Am I heading off in the wrong direction or is this even a reasonable thing to try to do in Java? Thanks so much in advance!
You didn't post enough implementation details to show where the type safety issues are but here is my throw on how you could address the problem:
First dont make the whole thing too generic, make your satges specific reguarding their inputs and outputs
Then create a composit stage which implements Stage and combines two stages into one final result.
Here is a very simpele implementatiom
public class StageComposit<A, B, C> implements Stage<A, C> {
final Stage<A, B> stage1;
final Stage<B, C> stage2;
public StageComposit(Stage<A, B> stage1, Stage<B, C> stage2) {
this.stage1 = stage1;
this.stage2 = stage2;
}
#Override
public StageResult<C> process(StageResult<A> input) {
return stage2.process(stage1.process(input));
}
}
Stage result
public class StageResult<O> {
final O result;
public StageResult(O result) {
this.result = result;
}
public O get() {
return result;
}
}
Example specific Stages:
public class EpochInputStage implements Stage<Long, Date> {
#Override
public StageResult<Date> process(StageResult<Long> input) {
return new StageResult<Date>(new Date(input.get()));
}
}
public class DateFormatStage implements Stage<Date, String> {
#Override
public StageResult<String> process(StageResult<Date> input) {
return new StageResult<String>(
new SimpleDateFormat("yyyy-MM-dd HH:mm:ss")
.format(input.get()));
}
}
public class InputSplitStage implements Stage<String, List<String>> {
#Override
public StageResult<List<String>> process(StageResult<String> input) {
return new StageResult<List<String>>(
Arrays.asList(input.get().split("[-:\\s]")));
}
}
And finally a small test demonstrating how to comibine all
public class StageTest {
#Test
public void process() {
EpochInputStage efis = new EpochInputStage();
DateFormatStage dfs = new DateFormatStage();
InputSplitStage iss = new InputSplitStage();
Stage<Long, String> sc1 =
new StageComposit<Long, Date, String>(efis, dfs);
Stage<Long, List<String>> sc2 =
new StageComposit<Long, String, List<String>>(sc1, iss);
StageResult<List<String>> result =
sc2.process(new StageResult<Long>(System.currentTimeMillis()));
System.out.print(result.get());
}
}
Output for current time would be a list of strings
[2015, 06, 24, 16, 27, 55]
As you see no type safety issues or any type castings. When you need to handle other types of inputs and outputs or convert them to suite the next stage just write a new Stage and hook it up in your stage processing chain.
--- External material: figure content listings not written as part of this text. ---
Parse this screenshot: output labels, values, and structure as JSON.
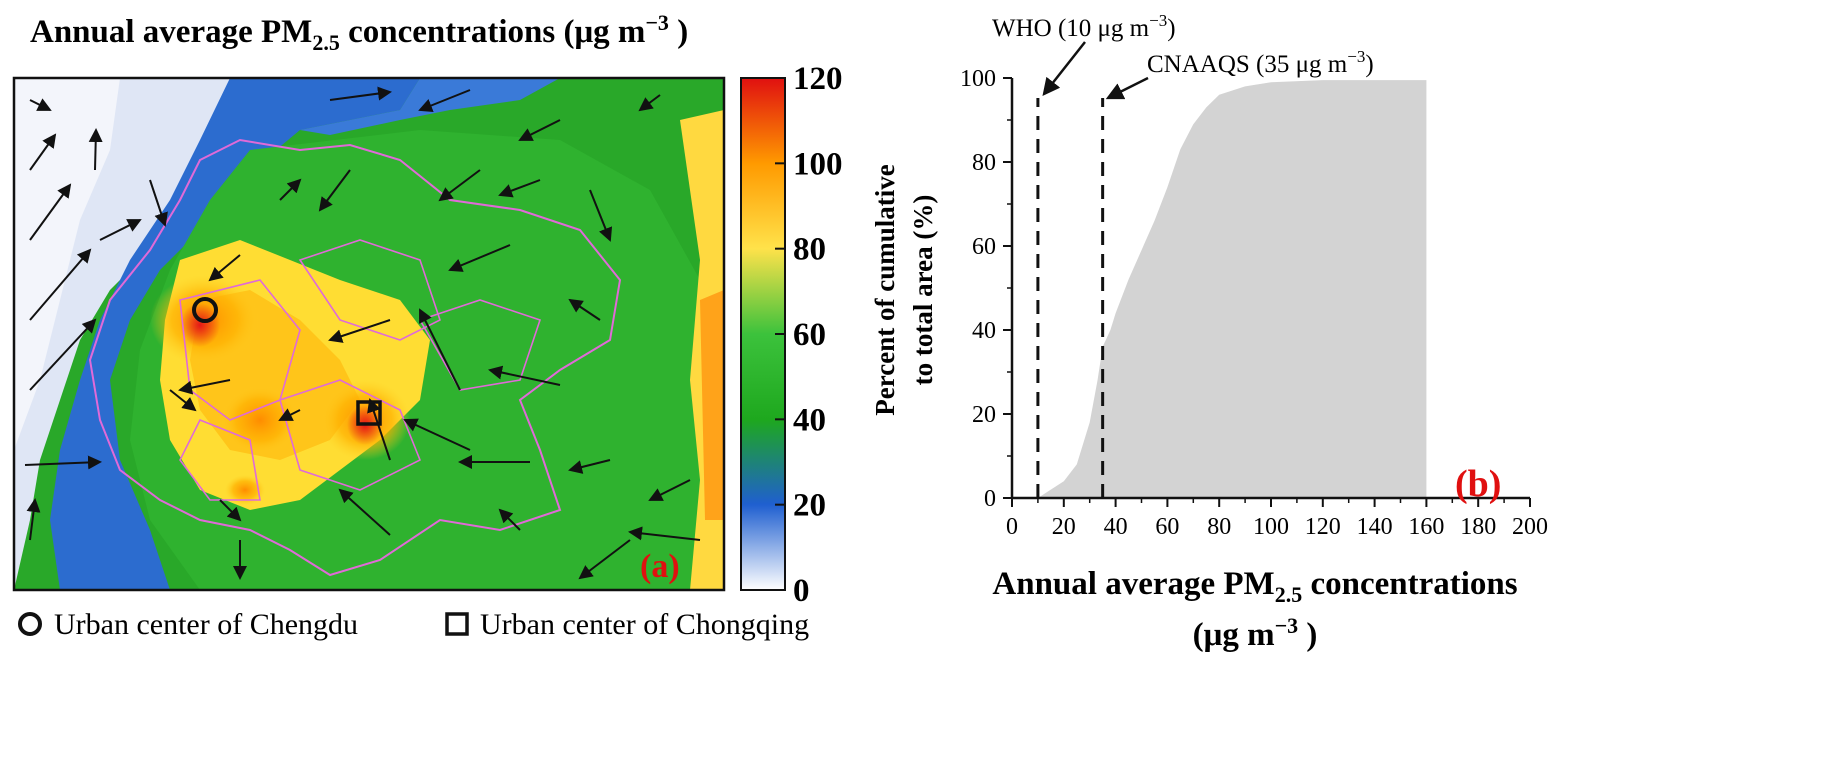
{
  "panel_a": {
    "title_prefix": "Annual average PM",
    "title_sub": "2.5",
    "title_suffix": " concentrations (μg m",
    "title_sup": "−3",
    "title_close": " )",
    "label": "(a)",
    "colorbar": {
      "ticks": [
        "0",
        "20",
        "40",
        "60",
        "80",
        "100",
        "120"
      ],
      "min": 0,
      "max": 120,
      "colors": [
        "#ffffff",
        "#1f5fd0",
        "#1ea81e",
        "#3cc23c",
        "#ffe24a",
        "#ff9a00",
        "#e01010"
      ]
    },
    "legend": {
      "chengdu": "Urban center of Chengdu",
      "chongqing": "Urban center of Chongqing"
    }
  },
  "chart_data": {
    "type": "area",
    "label": "(b)",
    "ylabel_line1": "Percent of cumulative",
    "ylabel_line2": "to total area (%)",
    "xlabel_prefix": "Annual average PM",
    "xlabel_sub": "2.5",
    "xlabel_suffix": " concentrations",
    "xlabel_unit_prefix": "(μg m",
    "xlabel_unit_sup": "−3",
    "xlabel_unit_close": " )",
    "xlim": [
      0,
      200
    ],
    "ylim": [
      0,
      100
    ],
    "xticks": [
      "0",
      "20",
      "40",
      "60",
      "80",
      "100",
      "120",
      "140",
      "160",
      "180",
      "200"
    ],
    "yticks": [
      "0",
      "20",
      "40",
      "60",
      "80",
      "100"
    ],
    "x": [
      10,
      15,
      20,
      25,
      30,
      33,
      35,
      38,
      40,
      45,
      50,
      55,
      60,
      65,
      70,
      75,
      80,
      90,
      100,
      120,
      140,
      160
    ],
    "y": [
      0,
      2,
      4,
      8,
      18,
      28,
      36,
      40,
      44,
      52,
      59,
      66,
      74,
      83,
      89,
      93,
      96,
      98,
      99,
      99.5,
      99.5,
      99.5
    ],
    "fill_color": "#d3d3d3",
    "reference_lines": [
      {
        "x": 10,
        "text_prefix": "WHO (10 μg m",
        "text_sup": "−3",
        "text_close": ")"
      },
      {
        "x": 35,
        "text_prefix": "CNAAQS (35 μg m",
        "text_sup": "−3",
        "text_close": ")"
      }
    ]
  }
}
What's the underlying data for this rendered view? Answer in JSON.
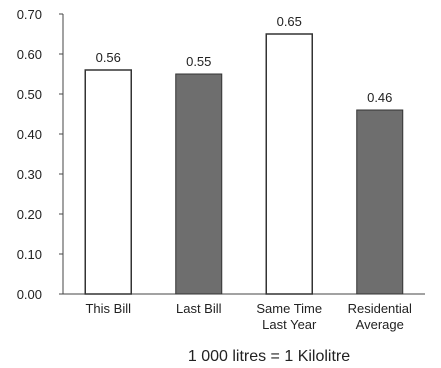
{
  "chart_data": {
    "type": "bar",
    "categories": [
      [
        "This Bill"
      ],
      [
        "Last Bill"
      ],
      [
        "Same Time",
        "Last Year"
      ],
      [
        "Residential",
        "Average"
      ]
    ],
    "values": [
      0.56,
      0.55,
      0.65,
      0.46
    ],
    "value_labels": [
      "0.56",
      "0.55",
      "0.65",
      "0.46"
    ],
    "bar_styles": [
      "outline",
      "filled",
      "outline",
      "filled"
    ],
    "yticks": [
      "0.00",
      "0.10",
      "0.20",
      "0.30",
      "0.40",
      "0.50",
      "0.60",
      "0.70"
    ],
    "ylim": [
      0,
      0.7
    ],
    "grid": false,
    "note": "1 000 litres = 1 Kilolitre",
    "colors": {
      "filled": "#6e6e6e",
      "outline": "#ffffff",
      "stroke": "#333333",
      "axis": "#444444"
    }
  }
}
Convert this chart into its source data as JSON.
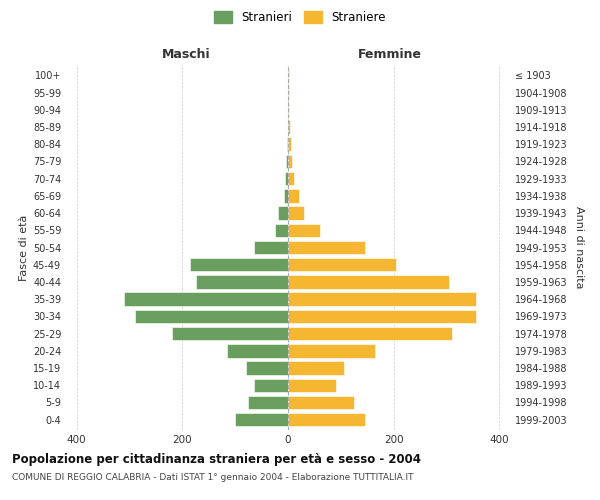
{
  "age_groups": [
    "0-4",
    "5-9",
    "10-14",
    "15-19",
    "20-24",
    "25-29",
    "30-34",
    "35-39",
    "40-44",
    "45-49",
    "50-54",
    "55-59",
    "60-64",
    "65-69",
    "70-74",
    "75-79",
    "80-84",
    "85-89",
    "90-94",
    "95-99",
    "100+"
  ],
  "birth_years": [
    "1999-2003",
    "1994-1998",
    "1989-1993",
    "1984-1988",
    "1979-1983",
    "1974-1978",
    "1969-1973",
    "1964-1968",
    "1959-1963",
    "1954-1958",
    "1949-1953",
    "1944-1948",
    "1939-1943",
    "1934-1938",
    "1929-1933",
    "1924-1928",
    "1919-1923",
    "1914-1918",
    "1909-1913",
    "1904-1908",
    "≤ 1903"
  ],
  "maschi": [
    100,
    75,
    65,
    80,
    115,
    220,
    290,
    310,
    175,
    185,
    65,
    25,
    18,
    8,
    5,
    3,
    2,
    0,
    0,
    0,
    0
  ],
  "femmine": [
    145,
    125,
    90,
    105,
    165,
    310,
    355,
    355,
    305,
    205,
    145,
    60,
    30,
    20,
    12,
    7,
    5,
    3,
    2,
    1,
    1
  ],
  "color_maschi": "#6a9e5e",
  "color_femmine": "#f5b731",
  "xlim": 420,
  "title": "Popolazione per cittadinanza straniera per età e sesso - 2004",
  "subtitle": "COMUNE DI REGGIO CALABRIA - Dati ISTAT 1° gennaio 2004 - Elaborazione TUTTITALIA.IT",
  "ylabel_left": "Fasce di età",
  "ylabel_right": "Anni di nascita",
  "label_maschi": "Stranieri",
  "label_femmine": "Straniere",
  "header_maschi": "Maschi",
  "header_femmine": "Femmine",
  "bg_color": "#ffffff",
  "grid_color": "#cccccc"
}
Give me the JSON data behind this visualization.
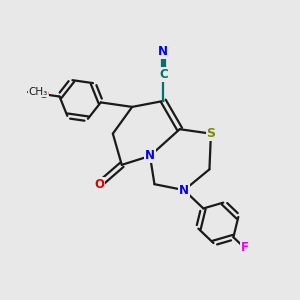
{
  "bg_color": "#e8e8e8",
  "bond_color": "#1a1a1a",
  "atom_colors": {
    "N": "#0000ee",
    "O": "#dd0000",
    "S": "#888800",
    "F": "#ee00ee",
    "C_cyan": "#007070",
    "C_black": "#1a1a1a"
  },
  "figsize": [
    3.0,
    3.0
  ],
  "dpi": 100,
  "lw": 1.6,
  "fs": 8.5
}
You may want to consider using a composite pattern or a decorator pattern. For the decorator each stage will wrap or decorate the previous stage. To do this you have each stage implement the interface as you are doing allow a stage to contain another stage.
The process() method does not need to accept a StageResult parameter anymore since it can call the contained Stage's process() method itself, get the StageResult and perform its own processing, returning another StageResult.
One advantage is that you can restructure your pipeline at run time.
Each Stage that may contain another can extend the ComposableStage and each stage that is an end point of the process can extend the LeafStage. Note that I just used those terms to name the classes by function but you can create more imaginative names.